Student Vote 2004 makes itself heard in
By Amanda Taccone
Student Vote 2004 Youthbeat
June 9, 2004
Voices rang out in the grand hall at Sacred Heart Catholic
High School in Newmarket, Ontario, at lunch break Wednesday.
"Exercise your democratic right to vote!"
"Come on and vote!"
This is Student Vote 2004 in action. There are tour tables, one for each
grade level, staffed by students trying to get their peers to cast their
ballots in a mock election. They've got a good location. Students can't
get to the cafeteria without passing at least two of the tables, where
a dozen students ask if they've voted.
|Sacred Heart School, Newmarket
"There are 1,200 students and we're trying to get all of them to vote,"
says 17 year-old Ashley Herridge, the returning officer for her school.
Herridge hopes that getting people used to voting earlier will encourage
them to vote in the future. "After all," she says, "it could be one deciding
vote that puts someone in office."
That's the message her teacher, James Castronovo, hopes
students will take away from this experience. As Sacred Heart's politics
and law teacher, he's the driving force behind bringing Student Vote 2004
to the school. He's been organizing political debates since 1993, and
on June 2 the candidates in the Newmarket-Aurora riding took their turn
at a debate packed with students, with Belinda Stronach (Conservative),
Ed Chudak (NDP), Martha Hall Findlay (Liberal) and Dorian Baxter (Progressive
Canadian) in attendance.
Castronovo says, "Candidate debates are a good way to follow-up [classes
on politics], to acquaint students with the issues and policies and help
them get active in the process...the only way to turn [youth apathy] around
is to create interest."
Jennifer Snowdon and Alexandra Hubbard, both 16 and
in Grade 10, have just voted. Snowdon says events like the debate and
Student Vote 2004 "help people get involved." Hubbard agrees, adding,
"We know how important this is. People have a lot of concerns in life,
and you have to make a choice because of the things you care about."
Steve Goldby, 17, is the captain of the team trying to get Grade 11 students
to vote. He hopes that his fellow students will want to vote so that they
can express their opinions on the things that matter. "It's important,"
Goldby says. "A lot of young people have a problem with adults getting
what they want, while young people aren't getting what they need."
Goldby believes that for many students, financial issues are at the top
of their lists, especially for those graduating and heading off to university
or college in September. But not everyone at the polls is as sold on casting
their ballots. Annie Robinson and Lisa Decchia are both 14, and neither
is enthusiastic about having the chance to vote. Decchia nods as Robinson
says, "I don't think we should be able to vote, we haven't experienced
enough to make the right decision."
Robinson and Decchia agree that a lot of young people
don't vote mainly because, like themselves, they don't know enough about
the issues or how to get involved, but they think that at least Student
Vote 2004 is a good introduction to the process, even though they don't
think their vote will make any difference.
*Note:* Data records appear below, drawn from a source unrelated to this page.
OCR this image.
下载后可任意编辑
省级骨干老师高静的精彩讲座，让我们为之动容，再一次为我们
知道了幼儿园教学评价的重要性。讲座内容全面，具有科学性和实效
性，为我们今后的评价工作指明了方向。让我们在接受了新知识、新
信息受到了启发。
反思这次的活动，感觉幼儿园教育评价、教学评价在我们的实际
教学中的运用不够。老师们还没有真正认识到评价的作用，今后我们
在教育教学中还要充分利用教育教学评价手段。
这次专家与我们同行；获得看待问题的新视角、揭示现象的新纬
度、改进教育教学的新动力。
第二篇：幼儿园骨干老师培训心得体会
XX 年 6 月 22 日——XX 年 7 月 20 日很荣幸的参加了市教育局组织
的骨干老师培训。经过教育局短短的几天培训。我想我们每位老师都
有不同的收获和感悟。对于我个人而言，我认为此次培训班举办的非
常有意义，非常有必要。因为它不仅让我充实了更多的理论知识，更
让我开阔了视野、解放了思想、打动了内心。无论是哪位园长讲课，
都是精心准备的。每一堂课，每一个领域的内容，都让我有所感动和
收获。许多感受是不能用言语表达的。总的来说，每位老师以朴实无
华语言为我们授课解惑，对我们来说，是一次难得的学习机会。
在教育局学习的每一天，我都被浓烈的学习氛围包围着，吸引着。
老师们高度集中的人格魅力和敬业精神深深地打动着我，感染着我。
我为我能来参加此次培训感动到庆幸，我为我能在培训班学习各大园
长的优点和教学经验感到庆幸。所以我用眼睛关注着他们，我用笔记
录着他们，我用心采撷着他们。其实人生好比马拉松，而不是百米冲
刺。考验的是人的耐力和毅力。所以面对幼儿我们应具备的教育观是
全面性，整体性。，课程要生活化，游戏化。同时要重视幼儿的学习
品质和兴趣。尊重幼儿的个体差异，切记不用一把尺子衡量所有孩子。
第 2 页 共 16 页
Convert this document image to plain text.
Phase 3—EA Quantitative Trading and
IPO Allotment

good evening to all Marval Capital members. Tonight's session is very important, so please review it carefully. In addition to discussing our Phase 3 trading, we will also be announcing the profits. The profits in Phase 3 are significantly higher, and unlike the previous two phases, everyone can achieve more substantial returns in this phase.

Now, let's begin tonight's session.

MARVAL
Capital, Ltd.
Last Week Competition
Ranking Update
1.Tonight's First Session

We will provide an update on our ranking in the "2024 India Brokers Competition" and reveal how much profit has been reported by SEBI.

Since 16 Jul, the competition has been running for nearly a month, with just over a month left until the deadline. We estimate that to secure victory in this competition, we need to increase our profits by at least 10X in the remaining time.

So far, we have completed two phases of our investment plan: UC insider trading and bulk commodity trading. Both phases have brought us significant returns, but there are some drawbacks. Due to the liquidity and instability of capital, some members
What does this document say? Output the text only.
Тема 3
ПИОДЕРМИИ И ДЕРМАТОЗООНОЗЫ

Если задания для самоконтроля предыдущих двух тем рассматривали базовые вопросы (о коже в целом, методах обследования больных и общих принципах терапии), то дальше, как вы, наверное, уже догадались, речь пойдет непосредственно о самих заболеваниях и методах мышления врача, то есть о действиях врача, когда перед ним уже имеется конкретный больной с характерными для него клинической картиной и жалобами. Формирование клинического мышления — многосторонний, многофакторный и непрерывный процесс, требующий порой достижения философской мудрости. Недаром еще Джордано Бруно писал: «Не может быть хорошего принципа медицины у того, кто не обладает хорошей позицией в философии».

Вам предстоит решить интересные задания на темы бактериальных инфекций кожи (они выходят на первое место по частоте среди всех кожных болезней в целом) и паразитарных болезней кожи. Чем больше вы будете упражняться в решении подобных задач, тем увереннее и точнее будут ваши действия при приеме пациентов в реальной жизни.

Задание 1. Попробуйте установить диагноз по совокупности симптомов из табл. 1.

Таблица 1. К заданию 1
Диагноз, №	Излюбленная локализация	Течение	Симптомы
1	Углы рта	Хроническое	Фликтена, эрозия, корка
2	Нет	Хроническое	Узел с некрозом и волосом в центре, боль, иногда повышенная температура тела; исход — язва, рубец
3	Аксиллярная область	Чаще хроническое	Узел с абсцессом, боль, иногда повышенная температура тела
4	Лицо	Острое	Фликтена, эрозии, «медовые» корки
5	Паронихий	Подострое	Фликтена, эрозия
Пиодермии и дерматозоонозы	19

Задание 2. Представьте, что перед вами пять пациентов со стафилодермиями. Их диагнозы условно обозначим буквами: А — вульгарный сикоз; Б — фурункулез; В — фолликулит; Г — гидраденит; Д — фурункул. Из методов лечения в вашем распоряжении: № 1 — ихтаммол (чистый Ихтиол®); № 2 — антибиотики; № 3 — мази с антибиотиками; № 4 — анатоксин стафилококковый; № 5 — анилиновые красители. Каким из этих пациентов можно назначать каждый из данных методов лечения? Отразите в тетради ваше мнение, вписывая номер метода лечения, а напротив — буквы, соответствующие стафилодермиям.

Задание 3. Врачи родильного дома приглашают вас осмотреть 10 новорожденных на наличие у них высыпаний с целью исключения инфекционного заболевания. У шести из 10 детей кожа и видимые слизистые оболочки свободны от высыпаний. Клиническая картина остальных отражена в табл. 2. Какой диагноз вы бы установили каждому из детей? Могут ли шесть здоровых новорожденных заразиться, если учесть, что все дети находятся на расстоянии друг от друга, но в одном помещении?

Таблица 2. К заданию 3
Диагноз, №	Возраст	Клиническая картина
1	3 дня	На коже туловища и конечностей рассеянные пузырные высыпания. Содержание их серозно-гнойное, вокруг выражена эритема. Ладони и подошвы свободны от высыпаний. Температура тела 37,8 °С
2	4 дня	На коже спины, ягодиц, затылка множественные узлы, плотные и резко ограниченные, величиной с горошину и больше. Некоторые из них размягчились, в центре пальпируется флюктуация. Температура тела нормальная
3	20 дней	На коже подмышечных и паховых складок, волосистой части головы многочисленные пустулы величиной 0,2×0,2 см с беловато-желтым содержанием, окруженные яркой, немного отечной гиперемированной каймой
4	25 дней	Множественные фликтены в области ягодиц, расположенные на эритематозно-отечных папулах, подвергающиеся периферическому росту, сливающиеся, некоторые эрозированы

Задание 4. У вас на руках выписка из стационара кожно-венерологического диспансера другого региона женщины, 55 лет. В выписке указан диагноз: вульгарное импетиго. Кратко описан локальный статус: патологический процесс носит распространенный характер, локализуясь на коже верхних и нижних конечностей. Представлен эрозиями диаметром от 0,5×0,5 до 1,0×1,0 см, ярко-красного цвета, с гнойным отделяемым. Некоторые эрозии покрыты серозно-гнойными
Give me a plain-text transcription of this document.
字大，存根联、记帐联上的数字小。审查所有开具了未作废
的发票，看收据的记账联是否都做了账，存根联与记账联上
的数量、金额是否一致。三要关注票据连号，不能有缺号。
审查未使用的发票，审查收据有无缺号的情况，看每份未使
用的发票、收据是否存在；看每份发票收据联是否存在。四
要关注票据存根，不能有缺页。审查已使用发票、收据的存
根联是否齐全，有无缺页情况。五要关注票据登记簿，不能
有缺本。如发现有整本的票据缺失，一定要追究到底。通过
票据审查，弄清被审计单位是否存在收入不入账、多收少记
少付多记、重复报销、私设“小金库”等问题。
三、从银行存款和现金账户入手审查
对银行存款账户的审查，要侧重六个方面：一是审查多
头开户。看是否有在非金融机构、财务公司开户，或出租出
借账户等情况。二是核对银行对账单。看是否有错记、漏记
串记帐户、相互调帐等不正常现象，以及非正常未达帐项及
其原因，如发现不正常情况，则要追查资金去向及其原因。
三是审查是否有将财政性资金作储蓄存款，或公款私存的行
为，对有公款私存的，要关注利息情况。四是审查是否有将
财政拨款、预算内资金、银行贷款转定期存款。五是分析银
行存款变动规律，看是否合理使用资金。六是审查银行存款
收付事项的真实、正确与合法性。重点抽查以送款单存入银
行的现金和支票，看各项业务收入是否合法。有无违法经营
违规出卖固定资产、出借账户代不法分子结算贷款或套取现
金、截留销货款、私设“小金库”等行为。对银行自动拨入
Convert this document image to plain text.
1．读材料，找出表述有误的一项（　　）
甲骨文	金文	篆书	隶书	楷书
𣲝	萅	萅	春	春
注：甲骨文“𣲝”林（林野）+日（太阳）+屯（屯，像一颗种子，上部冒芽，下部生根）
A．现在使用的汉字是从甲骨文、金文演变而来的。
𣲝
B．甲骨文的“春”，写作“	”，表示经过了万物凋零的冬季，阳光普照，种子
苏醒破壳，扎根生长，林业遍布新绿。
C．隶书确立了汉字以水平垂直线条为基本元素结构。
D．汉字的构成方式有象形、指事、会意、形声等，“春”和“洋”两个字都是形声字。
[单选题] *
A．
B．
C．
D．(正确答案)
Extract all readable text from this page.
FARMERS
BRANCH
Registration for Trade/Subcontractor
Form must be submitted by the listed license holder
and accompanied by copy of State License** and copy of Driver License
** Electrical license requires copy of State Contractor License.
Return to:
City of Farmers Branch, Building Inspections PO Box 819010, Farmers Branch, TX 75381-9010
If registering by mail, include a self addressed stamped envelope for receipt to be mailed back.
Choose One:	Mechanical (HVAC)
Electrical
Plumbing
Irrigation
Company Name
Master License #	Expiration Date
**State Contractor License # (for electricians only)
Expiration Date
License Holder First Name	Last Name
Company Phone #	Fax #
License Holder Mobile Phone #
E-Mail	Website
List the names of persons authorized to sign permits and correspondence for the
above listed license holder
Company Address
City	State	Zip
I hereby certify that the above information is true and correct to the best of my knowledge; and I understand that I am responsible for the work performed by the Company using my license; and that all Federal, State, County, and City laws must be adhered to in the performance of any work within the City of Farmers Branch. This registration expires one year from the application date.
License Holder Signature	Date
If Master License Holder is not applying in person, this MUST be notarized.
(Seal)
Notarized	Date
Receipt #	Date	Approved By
Castronovo disagrees. He hopes that releasing the results
to the community, especially if they are radically different from the
results in the Newmarket-Aurora riding on election day, will "demonstrate
that there is a conflict between young people and the rest of the electorate."
Ultimately, that's the point of Student Vote 2004. It can prove that
youth aren't apathetic, just uniformed, and unwilling to make a decision
based on incomplete information. It can also get them on track, so they
can make an informed decision in the future.
Robinson, for one, says she will make sure she gets informed when it's
her time to vote for real.
The Newmarket results will be released with the rest of the Student Vote
results on election night here at cbc.ca/canadavotes.